Biologists have used collars on adult bucks in previous studies, but the durations have typically been short. In 2019, Fish and Game researchers tested solar powered GPS ear tags, but found they were not suitable to their study.
Part of the challenge of collars is dealing with a buck’s neck, particularly during the fall rut, when the circumference of an adult buck’s neck can increase up to 50 percent for several weeks before shrinking back to normal.
Think about a wrist being like a buck’s neck, and the wrist of a person wearing wristwatch grows 50 percent without adjusting the band. That’s the challenge biologists face when fitting collars on adult bucks and keeping them there without causing harm to the deer.
Taking a longer look at survival
Researchers are also re-engineering collars on male fawns so they will stay on the animals six months longer. Traditionally, those collars were designed to fall off when the young buck reached about a year old so they wouldn’t become too tight as the buck grew.
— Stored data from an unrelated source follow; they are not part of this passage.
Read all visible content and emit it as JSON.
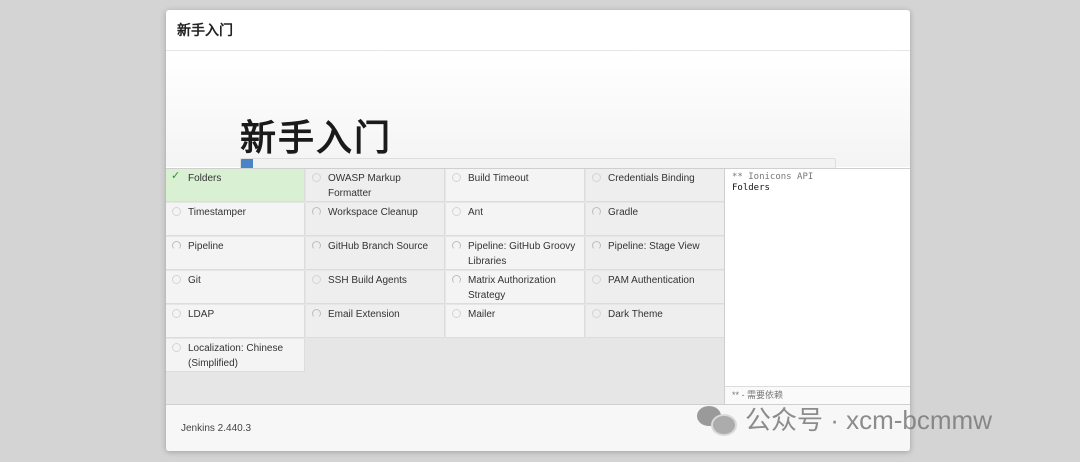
{
  "header": {
    "title": "新手入门"
  },
  "hero": {
    "title": "新手入门"
  },
  "progress": {
    "fraction": 0.02
  },
  "plugins": [
    [
      {
        "label": "Folders",
        "status": "done"
      },
      {
        "label": "Timestamper",
        "status": "pending"
      },
      {
        "label": "Pipeline",
        "status": "installing"
      },
      {
        "label": "Git",
        "status": "pending"
      },
      {
        "label": "LDAP",
        "status": "pending"
      },
      {
        "label": "Localization: Chinese (Simplified)",
        "status": "pending"
      }
    ],
    [
      {
        "label": "OWASP Markup Formatter",
        "status": "pending"
      },
      {
        "label": "Workspace Cleanup",
        "status": "installing"
      },
      {
        "label": "GitHub Branch Source",
        "status": "installing"
      },
      {
        "label": "SSH Build Agents",
        "status": "pending"
      },
      {
        "label": "Email Extension",
        "status": "installing"
      }
    ],
    [
      {
        "label": "Build Timeout",
        "status": "pending"
      },
      {
        "label": "Ant",
        "status": "pending"
      },
      {
        "label": "Pipeline: GitHub Groovy Libraries",
        "status": "installing"
      },
      {
        "label": "Matrix Authorization Strategy",
        "status": "installing"
      },
      {
        "label": "Mailer",
        "status": "pending"
      }
    ],
    [
      {
        "label": "Credentials Binding",
        "status": "pending"
      },
      {
        "label": "Gradle",
        "status": "installing"
      },
      {
        "label": "Pipeline: Stage View",
        "status": "installing"
      },
      {
        "label": "PAM Authentication",
        "status": "pending"
      },
      {
        "label": "Dark Theme",
        "status": "pending"
      }
    ]
  ],
  "log": {
    "lines": [
      "** Ionicons API",
      "Folders"
    ],
    "legend": "** - 需要依赖"
  },
  "footer": {
    "version": "Jenkins 2.440.3"
  },
  "watermark": {
    "text": "公众号 · xcm-bcmmw"
  },
  "colors": {
    "accent": "#4a84c4",
    "done": "#d9f0d3"
  }
}
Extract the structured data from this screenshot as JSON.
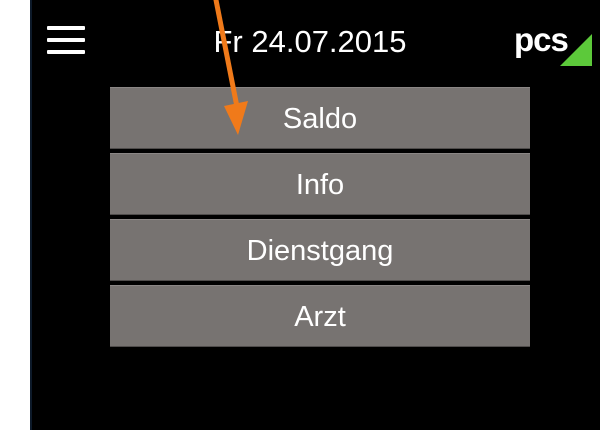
{
  "header": {
    "menu_icon": "hamburger-menu-icon",
    "date": "Fr 24.07.2015",
    "logo_text": "pcs",
    "logo_mark": "green-triangle-logo-icon"
  },
  "menu": {
    "items": [
      {
        "label": "Saldo"
      },
      {
        "label": "Info"
      },
      {
        "label": "Dienstgang"
      },
      {
        "label": "Arzt"
      }
    ]
  },
  "annotation": {
    "arrow_icon": "orange-annotation-arrow",
    "color": "#f07a1a"
  },
  "colors": {
    "background": "#000000",
    "button": "#777371",
    "text": "#ffffff",
    "logo_accent": "#5cc93a",
    "annotation": "#f07a1a"
  }
}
Biologists knew if a fawn survived its first winter, but when collars fell off during spring or summer, the fate of those young bucks after their first hunting season usually remained a mystery.
More time with a collar on will allow researchers to get a better understanding of how many young bucks survive their first hunting season as yearlings, a group that often accounts for a large percentage of the mule deer harvest.
“Fawn winter survival rates vary quite a bit based on the weather and where they are located, but once they get to be a year and a half, it is about 85 to 90 percent survival throughout the year (unless harvested),” Atwood said.
Because collars placed on buck fawns are still expected to eventually fall off, researchers are also attaching special ear tags on the deer. The tags are intended to remain on the animal for the rest of its life, and researchers will rely on hunters to report the ear tags if they harvest a buck with one, and in exchange, hunters will be eligible for a reward.
“Most bucks, after they reach that age, they are most likely going to be harvested. At that point, a hunter — even three or four years later — can report that ear tag. Every male fawn we handle now, we will have a much better chance of figuring out what ultimately happens to them.”